The estate planner must be careful in how a third-party special needs trust is created for the benefit of a Spouse. Ironically, a third-party special needs trust cannot legally be created for the benefit of a Spouse in a standalone trust document.  The trust must be a testamentary trust established in a Last Will. There is a federal law requiring this, arising from what are broadly known as the Medicaid trust rules. See 42 U.S.C. Section 1382b(e)(2), which states that “[f]or purposes of this subsection, an individual shall be considered to have established a trust if any assets of the individual (or of the individual’s spouse) are transferred to the trust other than by will.” (Emphasis added.)

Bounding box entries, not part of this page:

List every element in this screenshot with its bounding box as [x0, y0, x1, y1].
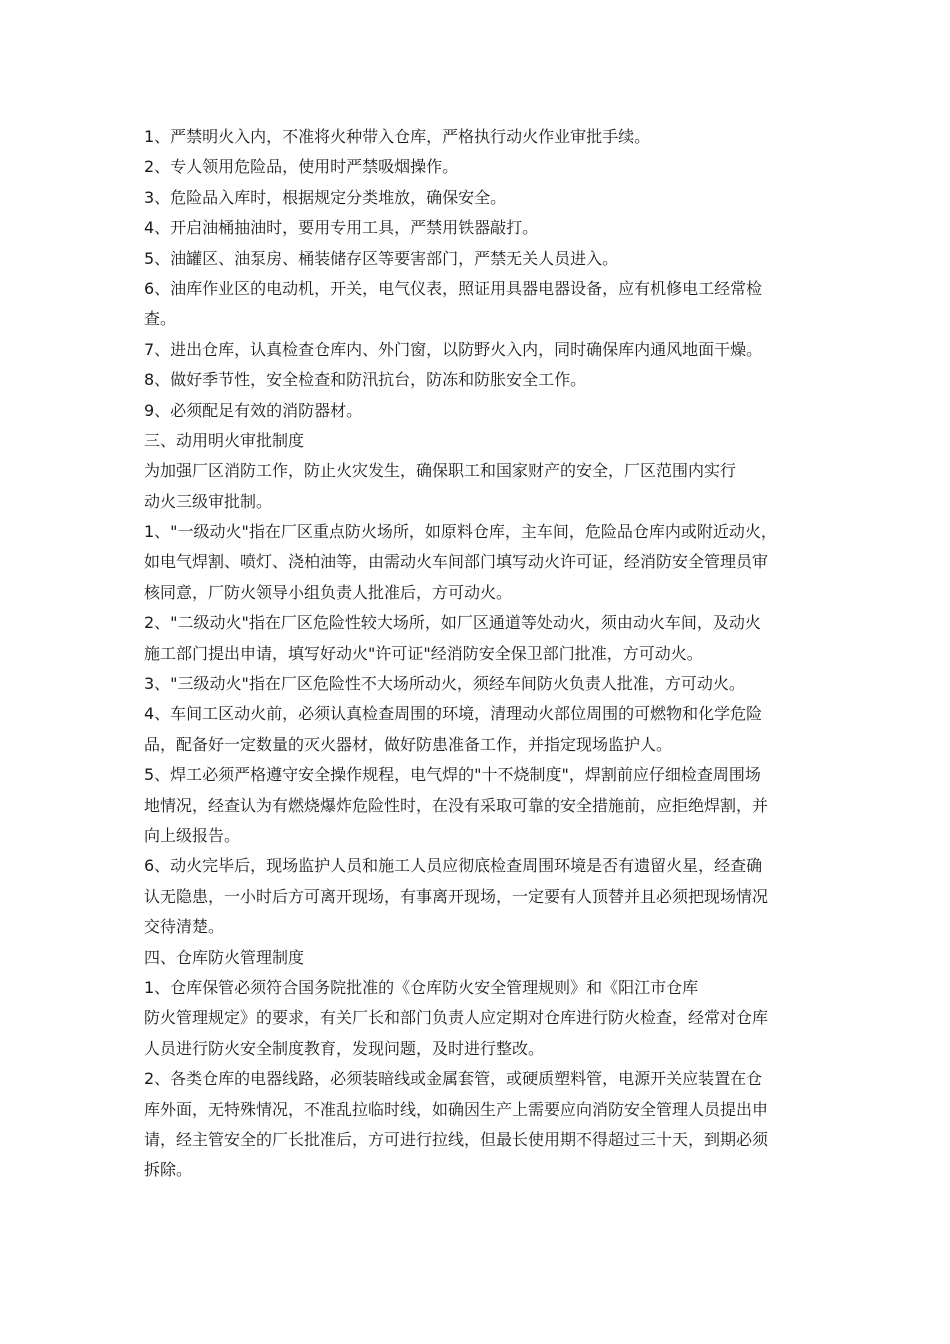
text-line: 品，配备好一定数量的灭火器材，做好防患准备工作，并指定现场监护人。 [144, 734, 673, 754]
text-line: 3、危险品入库时，根据规定分类堆放，确保安全。 [144, 187, 507, 207]
text-line: 1、"一级动火"指在厂区重点防火场所，如原料仓库，主车间，危险品仓库内或附近动火， [144, 522, 777, 542]
text-line: 库外面，无特殊情况，不准乱拉临时线，如确因生产上需要应向消防安全管理人员提出申 [144, 1099, 769, 1119]
text-line: 拆除。 [144, 1160, 193, 1180]
text-line: 地情况，经查认为有燃烧爆炸危险性时，在没有采取可靠的安全措施前，应拒绝焊割，并 [144, 795, 769, 815]
text-line: 5、油罐区、油泵房、桶装储存区等要害部门，严禁无关人员进入。 [144, 248, 619, 268]
text-line: 人员进行防火安全制度教育，发现问题，及时进行整改。 [144, 1038, 545, 1058]
text-line: 三、动用明火审批制度 [144, 430, 305, 450]
text-line: 四、仓库防火管理制度 [144, 947, 305, 967]
text-line: 为加强厂区消防工作，防止火灾发生，确保职工和国家财产的安全，厂区范围内实行 [144, 461, 737, 481]
text-line: 请，经主管安全的厂长批准后，方可进行拉线，但最长使用期不得超过三十天，到期必须 [144, 1129, 769, 1149]
text-line: 防火管理规定》的要求，有关厂长和部门负责人应定期对仓库进行防火检查，经常对仓库 [144, 1008, 769, 1028]
text-line: 认无隐患，一小时后方可离开现场，有事离开现场，一定要有人顶替并且必须把现场情况 [144, 886, 769, 906]
text-line: 施工部门提出申请，填写好动火"许可证"经消防安全保卫部门批准，方可动火。 [144, 643, 703, 663]
text-line: 7、进出仓库，认真检查仓库内、外门窗，以防野火入内，同时确保库内通风地面干燥。 [144, 339, 763, 359]
text-line: 如电气焊割、喷灯、浇柏油等，由需动火车间部门填写动火许可证，经消防安全管理员审 [144, 552, 769, 572]
text-line: 4、开启油桶抽油时，要用专用工具，严禁用铁器敲打。 [144, 218, 539, 238]
text-line: 核同意，厂防火领导小组负责人批准后，方可动火。 [144, 582, 513, 602]
document-body [144, 122, 814, 1186]
text-line: 2、各类仓库的电器线路，必须装暗线或金属套管，或硬质塑料管，电源开关应装置在仓 [144, 1069, 763, 1089]
text-line: 5、焊工必须严格遵守安全操作规程，电气焊的"十不烧制度"，焊割前应仔细检查周围场 [144, 765, 761, 785]
text-line: 查。 [144, 309, 177, 329]
text-line: 3、"三级动火"指在厂区危险性不大场所动火，须经车间防火负责人批准，方可动火。 [144, 674, 745, 694]
text-line: 8、做好季节性，安全检查和防汛抗台，防冻和防胀安全工作。 [144, 370, 587, 390]
text-line: 1、严禁明火入内，不准将火种带入仓库，严格执行动火作业审批手续。 [144, 127, 651, 146]
text-line: 动火三级审批制。 [144, 491, 273, 511]
text-line: 向上级报告。 [144, 825, 241, 845]
text-line: 2、专人领用危险品，使用时严禁吸烟操作。 [144, 157, 459, 177]
text-line: 6、油库作业区的电动机，开关，电气仪表，照证用具器电器设备，应有机修电工经常检 [144, 278, 763, 298]
text-line: 4、车间工区动火前，必须认真检查周围的环境，清理动火部位周围的可燃物和化学危险 [144, 704, 763, 724]
text-line: 交待清楚。 [144, 917, 225, 937]
text-line: 9、必须配足有效的消防器材。 [144, 400, 363, 420]
text-line: 2、"二级动火"指在厂区危险性较大场所，如厂区通道等处动火，须由动火车间，及动火 [144, 613, 761, 633]
text-line: 1、仓库保管必须符合国务院批准的《仓库防火安全管理规则》和《阳江市仓库 [144, 977, 699, 997]
text-line: 6、动火完毕后，现场监护人员和施工人员应彻底检查周围环境是否有遗留火星，经查确 [144, 856, 763, 876]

For example, suppose Wife sets up a non-testamentary special needs trust for the benefit of her disabled Husband, using Wife’s own assets. Under the rules, it will be considered that the disabled Husband set up the trust himself and that the trust is available to him. This can cause inadvertent benefits disqualification. This restriction sure does not seem to make a whole lot of sense, but we are stuck with it for the time being. In this day and age when lots of estate planners believe that the revocable trust should be the primary estate planning tool, you need to be careful if you are setting up a third party special needs trust for the benefit of a surviving spouse.

Today, estate planners have to have a broad background in the law to be able to recognize the myriad number of issues that can arise. The practitioner needs to be able to recognize the complexity of elder issues, and the large array of laws that can come into play. Estate planners must be able to recognize situations that implicate these specialized areas of the law in order to provide the best advice to their clients. At the Miller Law Firm, PA, we have taken the time and put resources into making sure we understand these issues so that we can provide sound advice and representation to our clients.